En defensa de la temporalidad
- Los más talentosos optarán por vinculaciones más cortas con las empresas
Miguel Marín
Hoy día no es fácil defender la temporalidad. Sin embargo, sería deseable que el debate político sobre el empleo en España elevara su nivel de calidad técnica y su rigor al objeto de poder ser más precisos y eficaces en el diseño de las políticas públicas.

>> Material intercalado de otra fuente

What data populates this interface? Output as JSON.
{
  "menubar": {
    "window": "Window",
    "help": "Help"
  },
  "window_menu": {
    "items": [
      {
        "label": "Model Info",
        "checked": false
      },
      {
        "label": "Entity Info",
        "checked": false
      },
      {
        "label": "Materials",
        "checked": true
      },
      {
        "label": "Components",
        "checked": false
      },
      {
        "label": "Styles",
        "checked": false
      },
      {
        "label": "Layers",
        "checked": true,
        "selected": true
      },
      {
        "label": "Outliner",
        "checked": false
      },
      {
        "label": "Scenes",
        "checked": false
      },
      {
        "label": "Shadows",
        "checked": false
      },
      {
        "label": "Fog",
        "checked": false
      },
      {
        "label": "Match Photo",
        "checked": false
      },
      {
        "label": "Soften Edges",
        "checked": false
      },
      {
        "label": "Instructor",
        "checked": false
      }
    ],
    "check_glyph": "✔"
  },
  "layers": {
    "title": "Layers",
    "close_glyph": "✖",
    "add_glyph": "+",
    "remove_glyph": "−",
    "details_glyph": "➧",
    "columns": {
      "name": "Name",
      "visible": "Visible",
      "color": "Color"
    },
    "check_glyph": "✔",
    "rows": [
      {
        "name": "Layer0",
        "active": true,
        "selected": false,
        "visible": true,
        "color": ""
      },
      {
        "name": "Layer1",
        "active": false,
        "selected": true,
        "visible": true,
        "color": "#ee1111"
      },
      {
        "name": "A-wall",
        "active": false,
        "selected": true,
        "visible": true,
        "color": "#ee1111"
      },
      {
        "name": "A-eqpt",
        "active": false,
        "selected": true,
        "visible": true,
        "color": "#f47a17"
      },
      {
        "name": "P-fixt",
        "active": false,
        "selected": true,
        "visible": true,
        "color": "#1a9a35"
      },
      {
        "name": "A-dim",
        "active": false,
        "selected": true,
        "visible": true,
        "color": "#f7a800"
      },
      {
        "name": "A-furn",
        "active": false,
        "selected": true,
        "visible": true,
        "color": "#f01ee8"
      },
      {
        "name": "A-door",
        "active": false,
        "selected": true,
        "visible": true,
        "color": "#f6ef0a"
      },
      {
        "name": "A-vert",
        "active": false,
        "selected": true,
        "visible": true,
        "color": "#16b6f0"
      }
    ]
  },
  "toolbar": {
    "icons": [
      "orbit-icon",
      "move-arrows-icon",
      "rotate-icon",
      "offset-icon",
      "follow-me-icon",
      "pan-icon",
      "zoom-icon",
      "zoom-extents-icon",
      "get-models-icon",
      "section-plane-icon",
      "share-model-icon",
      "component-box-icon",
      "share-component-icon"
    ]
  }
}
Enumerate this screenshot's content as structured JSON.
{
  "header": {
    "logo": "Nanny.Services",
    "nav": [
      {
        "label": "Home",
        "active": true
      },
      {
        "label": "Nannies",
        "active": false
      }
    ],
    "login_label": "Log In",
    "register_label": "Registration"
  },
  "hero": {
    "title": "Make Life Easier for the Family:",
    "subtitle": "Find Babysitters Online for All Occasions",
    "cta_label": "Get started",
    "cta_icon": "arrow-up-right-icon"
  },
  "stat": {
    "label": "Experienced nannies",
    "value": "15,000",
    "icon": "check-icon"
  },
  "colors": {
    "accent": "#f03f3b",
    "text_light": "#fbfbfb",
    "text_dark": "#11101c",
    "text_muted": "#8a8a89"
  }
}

Es evidente que el mercado no está asignando eficazmente el riesgo asociado a determinadas contrataciones. Es evidente que no se incurre en el mismo riesgo al contratar en momentos de inicio de negocio que haciéndolo desde una empresa madura con miles de contrataciones anuales, como tampoco implica el mismo nivel de riesgo contratar a un profesional con veinte años de experiencia o a un recién graduado para realizar la misma función. Formalmente, el mercado debe asignar precios a los riesgos inherentes a las circunstancias que rodean cada contratación. Sin embargo, la rigidez que aún hoy impera en la formación y movimiento de los salarios en España lleva al mercado a protegerse de forma racional contra estos riesgos, optando por contratos temporales que, si bien no eliminan los riesgos, al menos los acotan en el tiempo.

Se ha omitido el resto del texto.